Layer 5: builder, adapters/        (High-level API, execution modes)
         ↓
Layer 4: engine/                   (Iteration & convergence logic)
         ↓
Layer 3: algorithms/               (Regression, robustness, confidence)
         ↓
Layer 2: primitives/               (Traits, types, math utilities)
         ↓
Layer 1: foundation/               (Errors, constants)

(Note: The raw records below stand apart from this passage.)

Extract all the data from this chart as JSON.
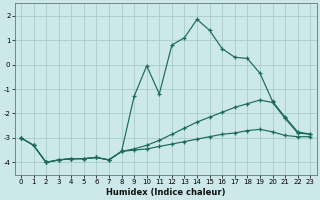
{
  "xlabel": "Humidex (Indice chaleur)",
  "xlim": [
    -0.5,
    23.5
  ],
  "ylim": [
    -4.5,
    2.5
  ],
  "yticks": [
    -4,
    -3,
    -2,
    -1,
    0,
    1,
    2
  ],
  "xticks": [
    0,
    1,
    2,
    3,
    4,
    5,
    6,
    7,
    8,
    9,
    10,
    11,
    12,
    13,
    14,
    15,
    16,
    17,
    18,
    19,
    20,
    21,
    22,
    23
  ],
  "bg_color": "#cce8e8",
  "grid_color": "#aacccc",
  "line_color": "#1a6b5a",
  "s1_x": [
    0,
    1,
    2,
    3,
    4,
    5,
    6,
    7,
    8,
    9,
    10,
    11,
    12,
    13,
    14,
    15,
    16,
    17,
    18,
    19,
    20,
    21,
    22,
    23
  ],
  "s1_y": [
    -3.0,
    -3.3,
    -4.0,
    -3.9,
    -3.85,
    -3.85,
    -3.8,
    -3.9,
    -3.55,
    -1.3,
    -0.05,
    -1.2,
    0.8,
    1.1,
    1.85,
    1.4,
    0.65,
    0.3,
    0.25,
    -0.35,
    -1.5,
    -2.15,
    -2.75,
    -2.85
  ],
  "s2_x": [
    0,
    1,
    2,
    3,
    4,
    5,
    6,
    7,
    8,
    9,
    10,
    11,
    12,
    13,
    14,
    15,
    16,
    17,
    18,
    19,
    20,
    21,
    22,
    23
  ],
  "s2_y": [
    -3.0,
    -3.3,
    -4.0,
    -3.9,
    -3.85,
    -3.85,
    -3.8,
    -3.9,
    -3.55,
    -3.45,
    -3.3,
    -3.1,
    -2.85,
    -2.6,
    -2.35,
    -2.15,
    -1.95,
    -1.75,
    -1.6,
    -1.45,
    -1.55,
    -2.2,
    -2.8,
    -2.85
  ],
  "s3_x": [
    0,
    1,
    2,
    3,
    4,
    5,
    6,
    7,
    8,
    9,
    10,
    11,
    12,
    13,
    14,
    15,
    16,
    17,
    18,
    19,
    20,
    21,
    22,
    23
  ],
  "s3_y": [
    -3.0,
    -3.3,
    -4.0,
    -3.9,
    -3.85,
    -3.85,
    -3.8,
    -3.9,
    -3.55,
    -3.5,
    -3.45,
    -3.35,
    -3.25,
    -3.15,
    -3.05,
    -2.95,
    -2.85,
    -2.8,
    -2.7,
    -2.65,
    -2.75,
    -2.9,
    -2.95,
    -2.95
  ]
}
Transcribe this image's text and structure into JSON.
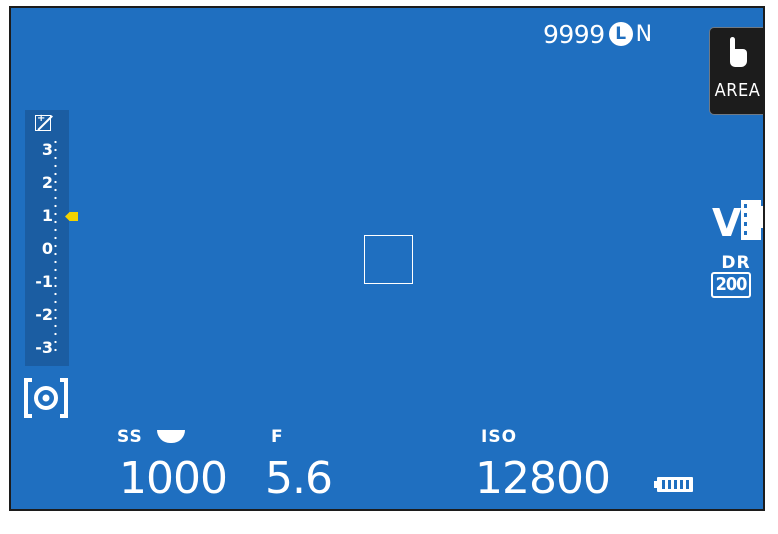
{
  "top_info": {
    "shots_remaining": "9999",
    "image_size": "L",
    "image_quality": "N"
  },
  "touch_mode": {
    "label": "AREA",
    "icon": "hand-pointer-icon"
  },
  "exposure_compensation": {
    "icon": "ev-comp-icon",
    "scale_labels": [
      "3",
      "2",
      "1",
      "0",
      "-1",
      "-2",
      "-3"
    ],
    "current_value": 1,
    "marker_color": "#f2d200"
  },
  "metering": {
    "icon": "multi-metering-icon"
  },
  "film_simulation": {
    "icon": "film-sim-velvia-icon",
    "letter": "V"
  },
  "dynamic_range": {
    "label": "DR",
    "value": "200"
  },
  "exposure": {
    "shutter_label": "SS",
    "shutter_value": "1000",
    "aperture_label": "F",
    "aperture_value": "5.6",
    "iso_label": "ISO",
    "iso_value": "12800"
  },
  "battery": {
    "icon": "battery-full-icon",
    "level": 1.0
  },
  "colors": {
    "background": "#1f6fc0",
    "panel": "#1b5da2",
    "accent": "#f2d200"
  }
}
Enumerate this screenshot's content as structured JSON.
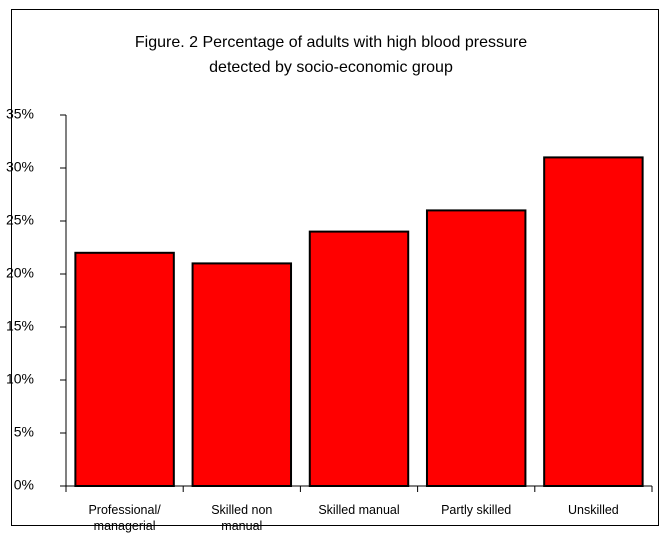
{
  "chart_data": {
    "type": "bar",
    "title": [
      "Figure. 2 Percentage of adults with high blood pressure",
      "detected by socio-economic group"
    ],
    "categories": [
      "Professional/ managerial",
      "Skilled non manual",
      "Skilled manual",
      "Partly skilled",
      "Unskilled"
    ],
    "values": [
      22,
      21,
      24,
      26,
      31
    ],
    "color": "#ff0000",
    "ylim": [
      0,
      35
    ],
    "yticks": [
      {
        "value": 0,
        "label": "0%"
      },
      {
        "value": 5,
        "label": "5%"
      },
      {
        "value": 10,
        "label": "10%"
      },
      {
        "value": 15,
        "label": "15%"
      },
      {
        "value": 20,
        "label": "20%"
      },
      {
        "value": 25,
        "label": "25%"
      },
      {
        "value": 30,
        "label": "30%"
      },
      {
        "value": 35,
        "label": "35%"
      }
    ],
    "grid": false
  }
}
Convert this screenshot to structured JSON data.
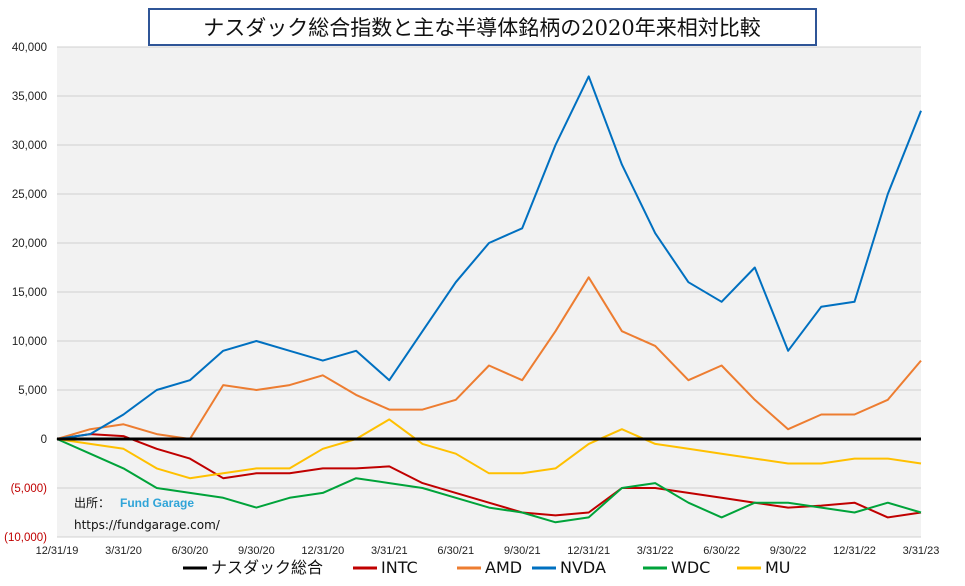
{
  "chart_data": {
    "type": "line",
    "title": "ナスダック総合指数と主な半導体銘柄の2020年来相対比較",
    "xlabel": "",
    "ylabel": "",
    "ylim": [
      -10000,
      40000
    ],
    "y_ticks": [
      40000,
      35000,
      30000,
      25000,
      20000,
      15000,
      10000,
      5000,
      0,
      -5000,
      -10000
    ],
    "y_tick_labels": [
      "40,000",
      "35,000",
      "30,000",
      "25,000",
      "20,000",
      "15,000",
      "10,000",
      "5,000",
      "0",
      "(5,000)",
      "(10,000)"
    ],
    "x_tick_labels": [
      "12/31/19",
      "3/31/20",
      "6/30/20",
      "9/30/20",
      "12/31/20",
      "3/31/21",
      "6/30/21",
      "9/30/21",
      "12/31/21",
      "3/31/22",
      "6/30/22",
      "9/30/22",
      "12/31/22",
      "3/31/23"
    ],
    "grid": "horizontal",
    "legend_position": "bottom",
    "x": [
      "12/31/19",
      "2/15/20",
      "3/31/20",
      "5/15/20",
      "6/30/20",
      "8/15/20",
      "9/30/20",
      "11/15/20",
      "12/31/20",
      "2/15/21",
      "3/31/21",
      "5/15/21",
      "6/30/21",
      "8/15/21",
      "9/30/21",
      "11/15/21",
      "12/31/21",
      "2/15/22",
      "3/31/22",
      "5/15/22",
      "6/30/22",
      "8/15/22",
      "9/30/22",
      "11/15/22",
      "12/31/22",
      "2/15/23",
      "3/31/23"
    ],
    "series": [
      {
        "name": "ナスダック総合",
        "color": "#000000",
        "values": [
          0,
          0,
          0,
          0,
          0,
          0,
          0,
          0,
          0,
          0,
          0,
          0,
          0,
          0,
          0,
          0,
          0,
          0,
          0,
          0,
          0,
          0,
          0,
          0,
          0,
          0,
          0
        ]
      },
      {
        "name": "INTC",
        "color": "#c00000",
        "values": [
          0,
          500,
          300,
          -1000,
          -2000,
          -4000,
          -3500,
          -3500,
          -3000,
          -3000,
          -2800,
          -4500,
          -5500,
          -6500,
          -7500,
          -7800,
          -7500,
          -5000,
          -5000,
          -5500,
          -6000,
          -6500,
          -7000,
          -6800,
          -6500,
          -8000,
          -7500
        ]
      },
      {
        "name": "AMD",
        "color": "#ed7d31",
        "values": [
          0,
          1000,
          1500,
          500,
          0,
          5500,
          5000,
          5500,
          6500,
          4500,
          3000,
          3000,
          4000,
          7500,
          6000,
          11000,
          16500,
          11000,
          9500,
          6000,
          7500,
          4000,
          1000,
          2500,
          2500,
          4000,
          8000
        ]
      },
      {
        "name": "NVDA",
        "color": "#0070c0",
        "values": [
          0,
          500,
          2500,
          5000,
          6000,
          9000,
          10000,
          9000,
          8000,
          9000,
          6000,
          11000,
          16000,
          20000,
          21500,
          30000,
          37000,
          28000,
          21000,
          16000,
          14000,
          17500,
          9000,
          13500,
          14000,
          25000,
          33500
        ]
      },
      {
        "name": "WDC",
        "color": "#00a33a",
        "values": [
          0,
          -1500,
          -3000,
          -5000,
          -5500,
          -6000,
          -7000,
          -6000,
          -5500,
          -4000,
          -4500,
          -5000,
          -6000,
          -7000,
          -7500,
          -8500,
          -8000,
          -5000,
          -4500,
          -6500,
          -8000,
          -6500,
          -6500,
          -7000,
          -7500,
          -6500,
          -7500
        ]
      },
      {
        "name": "MU",
        "color": "#ffc000",
        "values": [
          0,
          -500,
          -1000,
          -3000,
          -4000,
          -3500,
          -3000,
          -3000,
          -1000,
          0,
          2000,
          -500,
          -1500,
          -3500,
          -3500,
          -3000,
          -500,
          1000,
          -500,
          -1000,
          -1500,
          -2000,
          -2500,
          -2500,
          -2000,
          -2000,
          -2500
        ]
      }
    ],
    "source_label": "出所：",
    "source_brand": "Fund Garage",
    "source_url": "https://fundgarage.com/"
  }
}
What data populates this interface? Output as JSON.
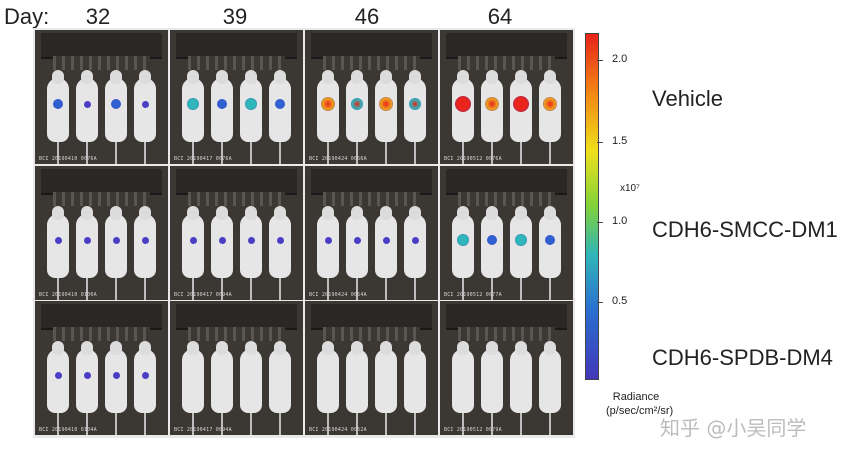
{
  "header": {
    "day_label": "Day:",
    "days": [
      "32",
      "39",
      "46",
      "64"
    ]
  },
  "rows": [
    {
      "label": "Vehicle",
      "captions": [
        "BCI 20190410 0076A",
        "BCI 20190417 0076A",
        "BCI 20190424 0066A",
        "BCI 20190512 0076A"
      ],
      "signal": [
        2,
        3,
        4,
        5
      ]
    },
    {
      "label": "CDH6-SMCC-DM1",
      "captions": [
        "BCI 20190410 0100A",
        "BCI 20190417 0094A",
        "BCI 20190424 0054A",
        "BCI 20190512 0077A"
      ],
      "signal": [
        1,
        1,
        1,
        3
      ]
    },
    {
      "label": "CDH6-SPDB-DM4",
      "captions": [
        "BCI 20190410 0104A",
        "BCI 20190417 0094A",
        "BCI 20190424 0052A",
        "BCI 20190512 0079A"
      ],
      "signal": [
        1,
        0,
        0,
        0
      ]
    }
  ],
  "scale": {
    "ticks": [
      "2.0",
      "1.5",
      "1.0",
      "0.5"
    ],
    "exponent": "x10⁷",
    "title": "Radiance",
    "units": "(p/sec/cm²/sr)"
  },
  "watermark": "知乎 @小吴同学"
}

This structure eliminates circular dependencies and makes the codebase maintainable and extensible.

§Feature Flags

  • std (default): Standard library support
    • Enables parallel execution via Rayon
    • Automatic dispatch for large inputs
    • Parallel cross-validation
    • 2-4x speedup on multi-core systems
    • Disable for no_std embedded environments (requires alloc)

§Cargo Configuration

# Default: includes std and parallelism
[dependencies]
lowess = "0.3"

# No-std mode (e.g., for embedded systems)
[dependencies]
lowess = { version = "0.3", default-features = false }

§References and Further Reading

Original papers:

  • Cleveland, W.S. (1979). “Robust Locally Weighted Regression and Smoothing Scatterplots”
  • Cleveland, W.S. (1981). “LOWESS: A Program for Smoothing Scatterplots by Robust Locally Weighted Regression”

Theory and applications:

  • Cleveland, W.S. & Devlin, S.J. (1988). “Locally Weighted Regression: An Approach to Regression Analysis by Local Fitting”
  • Fan, J. & Gijbels, I. (1996). “Local Polynomial Modelling and Its Applications”

Kernel density estimation:

  • Wand, M.P. & Jones, M.C. (1995). “Kernel Smoothing”

§no_std Support

This crate supports no_std environments with alloc:

[dependencies]
lowess = { version = "0.3", default-features = false }

Limitations without std:

  • No parallel processing (requires Rayon which needs std)
  • No streaming mode (requires threading)
  • All other features available (batch processing, all algorithms)

§Convenience Constructors

Three pre-configured builders for common use cases:

use lowess::Lowess;

// For noisy data with outliers
let result = Lowess::robust().fit(&x, &y)?;

// For speed on clean data
let result = Lowess::quick().fit(&x, &y)?;

// For comprehensive analysis
let result = Lowess::detailed().fit(&x, &y)?;

§License and Contributing

See the repository for license information and contribution guidelines.

Re-exports§

pub use algorithms::BisquareRobustness;
pub use algorithms::LowessVarianceEstimator;
pub use algorithms::StandardFitter;
pub use algorithms::WeightFunction;
pub use builder::LowessBuilder as Lowess;
pub use builder::LowessResult;
pub use builder::ProcessingMode;
pub use builder::ProcessingVariant;
pub use builder::RobustnessMethod;
pub use foundation::LowessError;
pub use foundation::Result;
pub use primitives::traits::FitContext;
pub use primitives::traits::PointFitter;
pub use primitives::traits::RobustnessUpdater;
pub use primitives::traits::StandardErrorComputer;
pub use primitives::traits::Window;
pub use primitives::traits::ZeroWeightFallback;

Modules§

adapters
Adapters layer - execution modes and integration.
algorithms
Algorithms layer - regression, robustness, and confidence calculations.
builder
Builder module - high-level fluent API.
engine
Engine layer - iteration orchestration and convergence.
foundation
Foundation layer - error types, constants, result type.
primitives
Primitives layer - core traits, types, and utilities.